The evidence also highlighted economic benefits regarding the use of VBMS in inpatient mental health services. NHS Trusts using or planning to use VBMS reported expected and/or actual operational efficiencies. This was largely related to staff time savings and the generation of data and evidence.

Alternatives to VBMS

Several examples of alternatives to VBMS were identified. These included:

  • Wearable devices
  • CCTV
  • Body-warn cameras
  • Infrared monitoring cameras
  • Sensor systems
  • Chatbots
  • Virtual mental health assistants.

Non-technology based alternatives to VBMS were cited in the literature. These included:

  • Continuous observation techniques
  • Wider care options such as a call bell or pendant, and regular check-ins or observations.

Considerations and implications for CQC

The findings from this review provide relevant insights for CQC in relation to the use of VBMS in inpatient mental health units.

Guidance and regulation

Implication 1: CQC could expand their Surveillance Policy to clearly encompass VBMS, or develop a separate VBMS policy. This could support settings looking to implement such technologies in line with CQC guidance.

Implication 2: CQC could consider clarifying how it will consider VBMS when carrying out its regulatory duties. This could include detailing the assessment of policies and practices regarding VBMS within settings. Sharing good practice examples with settings may also prove useful.

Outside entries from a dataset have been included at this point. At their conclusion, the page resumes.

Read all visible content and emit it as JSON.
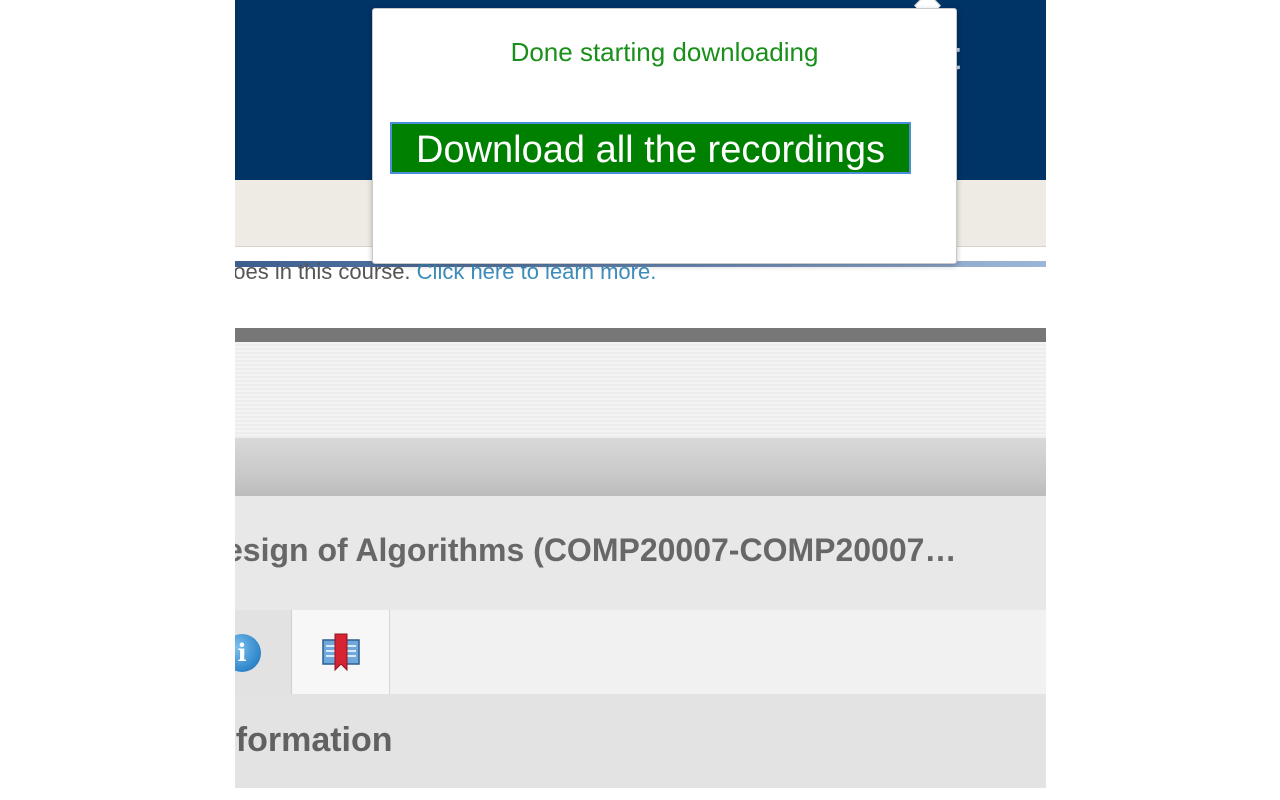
{
  "notice": {
    "text_start": "hoes in this course.",
    "link_text": "Click here to learn more."
  },
  "course": {
    "title": "esign of Algorithms (COMP20007-COMP20007…"
  },
  "tabs": [
    {
      "icon": "info-icon",
      "glyph": "i"
    },
    {
      "icon": "book-icon"
    }
  ],
  "section": {
    "heading": "nformation"
  },
  "popup": {
    "status": "Done starting downloading",
    "button_label": "Download all the recordings"
  },
  "navbar": {
    "partial_glyph": "t"
  },
  "colors": {
    "navbar": "#003366",
    "button_bg": "#008000",
    "status_text": "#1a8f1a",
    "link": "#3c8dbc"
  }
}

Implication 3: CQC might want to consider how to raise CQC staff awareness of the different types and uses of VBMS. Awareness raising could also cover CQC's policy and regulatory requirements on VBMS.

Implementation

Implication 4: CQC could use its unique position to coordinate and contribute to conversations regarding VBMS (e.g., with national bodies and other regulators). Conversations could explore the potential benefits and relative risks of the technology. Conversations could complement ongoing work by other key stakeholders such as NHS England.

Evidence base

Implication 5: CQC should be clear on the limitations and risks associated with the evidence base. This should be considered carefully when developing CQC’s position, policy and guidance on VBMS.

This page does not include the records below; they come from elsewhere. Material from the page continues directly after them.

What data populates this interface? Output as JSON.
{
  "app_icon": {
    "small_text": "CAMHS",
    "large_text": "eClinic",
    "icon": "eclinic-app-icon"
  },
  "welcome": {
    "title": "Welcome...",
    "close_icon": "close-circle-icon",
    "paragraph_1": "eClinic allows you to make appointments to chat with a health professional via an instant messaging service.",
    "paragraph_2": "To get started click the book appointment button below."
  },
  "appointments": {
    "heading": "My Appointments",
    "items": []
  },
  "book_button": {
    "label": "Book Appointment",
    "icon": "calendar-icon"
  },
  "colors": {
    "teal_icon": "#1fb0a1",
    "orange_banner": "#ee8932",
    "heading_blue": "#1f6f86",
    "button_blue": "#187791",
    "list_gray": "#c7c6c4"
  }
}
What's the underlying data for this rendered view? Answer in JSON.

Implication 6: This review identified gaps and limitations with the evidence base. CQC could consider how best to support the development of the evidence base further.

Implication 7: CQC could consider engaging patients, service users and family members on an ongoing basis to understand their experience and perceptions of VBMS. This could inform CQC’s position, policy and guidance on VBMS.

Implication 8: CQC might wish to continue to engage with both technology providers and campaign organisations to understand their perspectives on VBMS. This could inform CQC’s position, policy and guidance on VBMS and ensure it considers different perspectives.